書評というほどのものはありません。読んだ本に絡めて、日々思うことなどを書いていこうと思います。

東方諸国記

ほぼ50年前に出版された「大航海時代叢書」シリーズです。
箱なしで古本屋価格300円でした。

著者のピレスは1510年代にインドやマラッカで商館員として働いたのち、当時の明国に使節として派遣されたという経歴を持ちます。
インド航路を開いたヴァスコ・ダ・ガマが帰国したのが1499年なので、まだ当時はアジアの地はほとんど未知の状態でした。
ペドロ・アルヴァレス・カブラルや、アフォンソ・デ・アルブケルケなどの初期の征服者が次々と現地の王朝に対して戦争を仕掛けていた時代です。
ピレス自身は広州までは到着したのですが、そのころにポルトガルと中国の関係が悪化したため、広州から移動できなくなりそのまま没したという説が有力です。
本書はピレスがマラッカに滞在していた際に書かれたものなので、中国に関する記事は伝聞に過ぎません。
それよりもマラッカやスマトラ、ジャワといった自らが商館員として情報を入手した地域に関する記述が厚く、とくにマラッカ王国(マレー半島からスマトラ島中北部にかけてを支配)については最後の章で詳しい歴史が述べられています。
当時のマラッカ王国は現在でも信頼に値する文献がないため、本書はその意味においても貴重だとのことです。

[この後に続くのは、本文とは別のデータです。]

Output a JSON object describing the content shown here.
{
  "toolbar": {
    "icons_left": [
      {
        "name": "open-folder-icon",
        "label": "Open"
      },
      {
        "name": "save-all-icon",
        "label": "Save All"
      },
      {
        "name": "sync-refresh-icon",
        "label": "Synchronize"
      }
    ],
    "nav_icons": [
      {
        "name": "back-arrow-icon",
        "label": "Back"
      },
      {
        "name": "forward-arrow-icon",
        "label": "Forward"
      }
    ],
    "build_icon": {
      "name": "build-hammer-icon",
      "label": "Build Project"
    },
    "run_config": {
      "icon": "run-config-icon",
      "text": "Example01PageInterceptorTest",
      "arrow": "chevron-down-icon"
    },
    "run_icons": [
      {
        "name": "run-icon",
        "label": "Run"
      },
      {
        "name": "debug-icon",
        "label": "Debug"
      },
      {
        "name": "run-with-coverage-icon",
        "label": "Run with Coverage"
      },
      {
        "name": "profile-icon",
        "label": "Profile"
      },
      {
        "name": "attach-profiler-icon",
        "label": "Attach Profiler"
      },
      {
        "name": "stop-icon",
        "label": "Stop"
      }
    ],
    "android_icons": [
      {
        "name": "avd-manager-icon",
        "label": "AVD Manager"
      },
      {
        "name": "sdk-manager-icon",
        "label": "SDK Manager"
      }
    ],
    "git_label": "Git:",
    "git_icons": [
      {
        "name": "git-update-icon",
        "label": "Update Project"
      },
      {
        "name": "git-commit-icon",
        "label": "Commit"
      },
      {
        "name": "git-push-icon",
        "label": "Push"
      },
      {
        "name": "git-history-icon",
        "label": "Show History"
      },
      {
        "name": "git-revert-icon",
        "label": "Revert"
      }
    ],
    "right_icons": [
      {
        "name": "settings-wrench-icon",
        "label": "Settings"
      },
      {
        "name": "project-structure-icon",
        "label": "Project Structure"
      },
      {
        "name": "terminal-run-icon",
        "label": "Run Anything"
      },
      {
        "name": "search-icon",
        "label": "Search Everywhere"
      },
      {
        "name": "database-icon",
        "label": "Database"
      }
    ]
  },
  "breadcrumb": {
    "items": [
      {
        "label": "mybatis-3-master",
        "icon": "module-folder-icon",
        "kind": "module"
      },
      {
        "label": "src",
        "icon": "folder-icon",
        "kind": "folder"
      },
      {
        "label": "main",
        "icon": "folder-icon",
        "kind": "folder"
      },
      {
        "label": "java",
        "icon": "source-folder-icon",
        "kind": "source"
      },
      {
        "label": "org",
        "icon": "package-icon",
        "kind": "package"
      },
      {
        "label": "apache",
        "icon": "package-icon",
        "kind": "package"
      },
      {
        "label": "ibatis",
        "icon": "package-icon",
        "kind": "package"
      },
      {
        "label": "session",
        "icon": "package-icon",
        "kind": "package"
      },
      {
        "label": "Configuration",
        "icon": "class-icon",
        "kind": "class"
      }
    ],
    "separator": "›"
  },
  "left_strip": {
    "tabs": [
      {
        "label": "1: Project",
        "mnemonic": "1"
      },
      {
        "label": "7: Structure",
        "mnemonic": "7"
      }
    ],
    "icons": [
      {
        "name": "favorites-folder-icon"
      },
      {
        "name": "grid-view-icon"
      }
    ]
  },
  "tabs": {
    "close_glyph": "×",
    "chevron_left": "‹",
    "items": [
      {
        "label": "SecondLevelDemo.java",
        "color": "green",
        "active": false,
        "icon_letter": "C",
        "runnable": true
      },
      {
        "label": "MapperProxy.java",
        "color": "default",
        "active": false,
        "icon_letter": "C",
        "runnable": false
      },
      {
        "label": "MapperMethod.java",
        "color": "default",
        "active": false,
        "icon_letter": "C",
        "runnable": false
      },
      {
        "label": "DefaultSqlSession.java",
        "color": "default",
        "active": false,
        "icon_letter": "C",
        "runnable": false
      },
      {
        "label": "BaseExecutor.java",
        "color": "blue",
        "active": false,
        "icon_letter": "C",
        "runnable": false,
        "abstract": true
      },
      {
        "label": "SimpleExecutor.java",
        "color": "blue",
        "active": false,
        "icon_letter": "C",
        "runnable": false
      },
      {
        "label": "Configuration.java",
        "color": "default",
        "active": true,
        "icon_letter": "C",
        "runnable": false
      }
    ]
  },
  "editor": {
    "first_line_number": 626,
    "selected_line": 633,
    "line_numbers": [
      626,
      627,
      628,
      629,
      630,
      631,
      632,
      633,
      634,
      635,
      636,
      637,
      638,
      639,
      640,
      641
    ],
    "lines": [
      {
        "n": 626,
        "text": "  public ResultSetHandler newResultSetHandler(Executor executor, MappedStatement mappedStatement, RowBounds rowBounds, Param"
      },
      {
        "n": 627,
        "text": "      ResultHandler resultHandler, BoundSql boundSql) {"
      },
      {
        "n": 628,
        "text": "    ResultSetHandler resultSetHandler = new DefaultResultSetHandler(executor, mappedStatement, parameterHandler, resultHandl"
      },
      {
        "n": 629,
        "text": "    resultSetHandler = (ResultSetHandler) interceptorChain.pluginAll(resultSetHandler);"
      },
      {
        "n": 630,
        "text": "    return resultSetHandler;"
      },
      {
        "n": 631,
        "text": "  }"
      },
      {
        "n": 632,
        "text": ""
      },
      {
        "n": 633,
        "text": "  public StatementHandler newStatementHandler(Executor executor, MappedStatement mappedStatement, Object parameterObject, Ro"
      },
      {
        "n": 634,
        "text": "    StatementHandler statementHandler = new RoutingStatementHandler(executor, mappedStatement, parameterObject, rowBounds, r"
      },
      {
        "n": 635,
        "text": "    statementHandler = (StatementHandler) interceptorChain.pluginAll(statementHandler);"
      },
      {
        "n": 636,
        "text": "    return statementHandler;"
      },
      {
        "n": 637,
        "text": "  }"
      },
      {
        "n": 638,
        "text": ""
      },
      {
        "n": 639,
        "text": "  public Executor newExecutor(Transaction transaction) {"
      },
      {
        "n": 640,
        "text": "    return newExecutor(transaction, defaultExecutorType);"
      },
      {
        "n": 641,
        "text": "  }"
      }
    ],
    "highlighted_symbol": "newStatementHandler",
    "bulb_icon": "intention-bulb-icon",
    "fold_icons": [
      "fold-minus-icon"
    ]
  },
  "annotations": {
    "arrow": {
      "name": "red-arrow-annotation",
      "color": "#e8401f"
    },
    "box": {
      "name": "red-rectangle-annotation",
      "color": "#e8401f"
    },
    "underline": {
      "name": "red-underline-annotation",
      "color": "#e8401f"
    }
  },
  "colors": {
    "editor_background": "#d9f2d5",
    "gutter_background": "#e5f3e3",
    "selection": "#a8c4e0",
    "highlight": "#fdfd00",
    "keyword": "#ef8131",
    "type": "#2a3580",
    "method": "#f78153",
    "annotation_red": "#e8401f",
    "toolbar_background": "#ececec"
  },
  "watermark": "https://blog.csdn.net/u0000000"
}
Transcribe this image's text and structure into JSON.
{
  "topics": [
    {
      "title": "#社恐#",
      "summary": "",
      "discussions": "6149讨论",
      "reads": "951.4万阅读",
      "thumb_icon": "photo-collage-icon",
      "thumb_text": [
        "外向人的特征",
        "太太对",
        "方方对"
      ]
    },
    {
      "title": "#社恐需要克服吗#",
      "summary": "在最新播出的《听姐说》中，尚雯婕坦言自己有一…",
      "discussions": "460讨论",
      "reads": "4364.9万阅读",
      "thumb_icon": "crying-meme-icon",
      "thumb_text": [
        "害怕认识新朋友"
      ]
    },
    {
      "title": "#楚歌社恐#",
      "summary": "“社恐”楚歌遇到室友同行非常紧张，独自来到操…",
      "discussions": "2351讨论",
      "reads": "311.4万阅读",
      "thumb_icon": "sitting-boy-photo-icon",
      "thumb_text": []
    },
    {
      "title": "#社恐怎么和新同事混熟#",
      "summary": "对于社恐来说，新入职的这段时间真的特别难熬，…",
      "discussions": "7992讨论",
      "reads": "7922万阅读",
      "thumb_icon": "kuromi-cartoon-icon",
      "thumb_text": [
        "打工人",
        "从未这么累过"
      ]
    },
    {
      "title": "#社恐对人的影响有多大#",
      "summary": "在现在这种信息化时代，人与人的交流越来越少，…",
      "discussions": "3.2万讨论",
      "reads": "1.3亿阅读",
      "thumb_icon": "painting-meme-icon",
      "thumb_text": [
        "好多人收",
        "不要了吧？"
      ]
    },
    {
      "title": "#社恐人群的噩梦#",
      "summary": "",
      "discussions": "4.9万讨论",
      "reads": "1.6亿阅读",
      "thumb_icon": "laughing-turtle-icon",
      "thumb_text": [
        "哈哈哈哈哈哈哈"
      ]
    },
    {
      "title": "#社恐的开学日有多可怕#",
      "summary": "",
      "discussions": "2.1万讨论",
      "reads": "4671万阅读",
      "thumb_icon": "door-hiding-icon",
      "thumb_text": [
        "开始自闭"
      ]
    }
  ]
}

本書は未完成稿とのことで、まとまりがなくわかりづらいです。
一応紅海からパキスタン、インド、セイロン、インドシナ、そして琉球や日本までが取り扱われていますが、ほとんどの区域は事実の羅列が多く、著者の感想らしきものはほとんどありません。
そのため、無味乾燥でそれほど面白いものではないかもしれませんし、その割には膨大な量なので読みとおすにはそれなりの気合がいります。
それでも当時のポルトガル人にとってのアジアというものがとても良くわかります。

とくに驚いたであろうと想像されるのが、インドからスマトラ島で行われていたサティ(寡婦殉死)の慣習です。
これは夫を失った妻が、その葬式において着飾ったうえで火に自らの体を投じて自殺するというものです。
おそらくは、来世でも夫に仕えるとかそういう意味を持っていたのでしょう。
絵画的にはいくらでも美しくできるのでしょうが、肉が焼けるにおいと、おそらくは苦しみの声、そして燃え上がる肉体が見えて地獄のような状況だったと推測されます。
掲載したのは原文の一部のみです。